La machine Ernetti : le téléviseur de la discorde.
Par Robert
Laplante.
Quelques fois on tombe sur un roman qu’on avale littéralement, qu’on lit d’une traite. Qui fait disparaitre le temps et les gens autour de nous. Qui nous empêche de vaquer à nos occupations quotidiennes. Parfois, nous découvrons un roman qui nous marque et qui comble nos passions. Pour moi : il y a eu Le Seigneur des anneaux de Tolkien, Le Nom de la rose d’Umberto Eco
et L’homme qui devint Dieu de Gérard Messadié.
Maintenant, il y a La machine
Ernetti, un haletant suspense historico-religieux signé Roland Portiche qui
se joint à ce club sélect.
Vatican,
quelques années avant la fin des années 50. Le père Pellegrino Ernetti,
jeune prêtre doté d’un esprit scientifique hors du commun, est mandaté par le
Pape Pie XII et son bras droit Giovanni Battista Montini (le Paul IV)
pour terminer les travaux du physicien Ettore Majorana. Ce dernier, selon une
rumeur persistante, aurait élaboré une machine à filmer le passé. Un
chronoviseur comme Ernetti la nomme en l’honneur d’une machine semblable décrite
par Isaac Asimov dans sa nouvelle de 1956 The Dead Past
Imaginez l’aubaine pour le Vatican si jamais il
fonctionne. Captez la vie du Christ et sa résurrection pourrait avoir un effet
positif pour la foi des chrétiens. Surtout dans cette période de remise en
question du christianisme, de fulgurants progrès scientifiques, technologiques
et historiques, d’impressionnantes découvertes archéologiques, notamment les
Manuscrits de la Mer morte, de contestation de l’ordre établi par des
mouvements sociaux revendicateurs et d’affrontements entre les États-Unis et
l’URSS.
Une machine
à photographier le temps, même construite dans une officine aussi contrôlée que
les archives du Vatican, ne peut rester très longtemps secrète. Rapidement
Américains et Soviétiques s’y intéressent. Tout comme une faction radicale du
clergé qui y voit une façon de contester le conservatisme d’une Église qui a
depuis longtemps renié les enseignements révolutionnaires du Christ au profit
d’une collaboration payante avec les puissants de ce monde.

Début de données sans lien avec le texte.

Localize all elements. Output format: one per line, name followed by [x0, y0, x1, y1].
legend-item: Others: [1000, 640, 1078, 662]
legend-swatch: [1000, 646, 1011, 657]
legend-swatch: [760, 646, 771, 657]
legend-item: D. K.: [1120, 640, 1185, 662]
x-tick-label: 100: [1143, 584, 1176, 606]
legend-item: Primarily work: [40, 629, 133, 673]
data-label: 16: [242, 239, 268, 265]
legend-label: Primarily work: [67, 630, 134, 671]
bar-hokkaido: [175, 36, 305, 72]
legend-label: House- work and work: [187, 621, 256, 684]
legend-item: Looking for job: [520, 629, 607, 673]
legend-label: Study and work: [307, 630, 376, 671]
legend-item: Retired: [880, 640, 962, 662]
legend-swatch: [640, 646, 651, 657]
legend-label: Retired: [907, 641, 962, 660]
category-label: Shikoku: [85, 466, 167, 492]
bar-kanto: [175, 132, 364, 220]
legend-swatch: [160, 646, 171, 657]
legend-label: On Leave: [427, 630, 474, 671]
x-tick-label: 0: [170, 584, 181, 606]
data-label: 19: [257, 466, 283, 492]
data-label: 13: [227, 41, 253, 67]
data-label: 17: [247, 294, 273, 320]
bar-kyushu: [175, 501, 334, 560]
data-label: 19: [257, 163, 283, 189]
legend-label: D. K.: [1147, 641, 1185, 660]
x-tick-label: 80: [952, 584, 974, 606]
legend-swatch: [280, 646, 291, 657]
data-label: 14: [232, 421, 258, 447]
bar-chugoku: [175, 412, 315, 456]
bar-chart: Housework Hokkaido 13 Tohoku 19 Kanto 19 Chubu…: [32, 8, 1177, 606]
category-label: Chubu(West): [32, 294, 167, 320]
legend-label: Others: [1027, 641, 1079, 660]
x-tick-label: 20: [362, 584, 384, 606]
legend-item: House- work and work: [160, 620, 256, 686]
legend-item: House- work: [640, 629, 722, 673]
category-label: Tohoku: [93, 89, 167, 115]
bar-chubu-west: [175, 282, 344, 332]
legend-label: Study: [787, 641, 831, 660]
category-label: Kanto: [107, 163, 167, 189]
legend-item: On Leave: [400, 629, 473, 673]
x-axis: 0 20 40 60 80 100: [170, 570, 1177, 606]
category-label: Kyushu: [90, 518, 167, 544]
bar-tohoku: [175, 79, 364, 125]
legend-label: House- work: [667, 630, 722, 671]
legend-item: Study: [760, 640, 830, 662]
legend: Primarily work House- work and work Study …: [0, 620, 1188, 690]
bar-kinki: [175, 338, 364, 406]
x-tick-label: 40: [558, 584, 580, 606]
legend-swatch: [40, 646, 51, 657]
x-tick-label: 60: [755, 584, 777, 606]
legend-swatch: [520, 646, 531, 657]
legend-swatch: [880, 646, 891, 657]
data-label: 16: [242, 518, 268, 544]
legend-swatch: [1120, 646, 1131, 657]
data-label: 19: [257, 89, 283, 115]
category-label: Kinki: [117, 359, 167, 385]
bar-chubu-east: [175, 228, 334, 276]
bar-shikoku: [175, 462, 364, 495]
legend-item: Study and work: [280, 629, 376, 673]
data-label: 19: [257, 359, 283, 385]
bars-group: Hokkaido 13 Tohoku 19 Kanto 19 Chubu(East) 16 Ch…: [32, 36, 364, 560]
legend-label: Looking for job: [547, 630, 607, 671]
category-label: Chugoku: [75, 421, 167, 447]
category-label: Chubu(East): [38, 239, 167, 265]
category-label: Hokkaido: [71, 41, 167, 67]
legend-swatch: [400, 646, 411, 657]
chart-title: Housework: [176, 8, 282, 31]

C’est sans compter sur un nouveau successeur
de Saint Pierre, Paul VI, qui, bien que l’initiateur du projet commence à la
percevoir comme une véritable boite de Pandore.
Un cadeau empoisonné qui pourrait causer plus de tort que de bien. Et si
la machine altérait l’histoire ou pire encore, si elle démontrait hors de tout
doute que le Christ n’avait jamais existé…
Incroyable suspense
d’une efficacité implacable, truffé d’informations sur la science,
l’archéologie, l’histoire de l’Église et la géopolitique des premières années
de la guerre froide, La Machine Ernetti a un souffle épique, une
intelligence et un sens de la vulgarisation scientifique, historique,
théologique et archéologique qui me rappelle le célèbre roman d’Eco et la série
de romans christiques de Messadié.
Avec son
écriture efficace, son sens du coup de théâtre, sa judicieuse intégration des
notions scientifiques et historiques, Portiche propose un thriller costaud qui m’a
séduit du début à la fin. À des années-lumière du surfait Code Da Vinci,
La machine Ernetti repose sur une recherche sérieuse que l’auteur
métisse adroitement à une enquête d’espionnage pleine de rebondissements.
Sans
contredit une des meilleures réussites du genre le bouquin de Portiche m’a réjoui
et m’a enthousiasmé. En dévorant les pages je retrouvais le même plaisir, le mime
engouement, la même urgence de lire goulument les pages que j’avais eu lorsque
je dévorais Le Nom de la rose et L’Homme qui devint Dieu.
Un grand cru
qui m’a redonné le goût de fréquenter de nouveau ces thrillers historico- religieux
que j’avais délaissés ces dernières années. Parce qu’ils finissaient tous par emprunter
et copier avec plus ou moins de succès les sentiers défrichés par Dan Brown.
Roland
Portiche, La machine Ernetti, Albin Michel.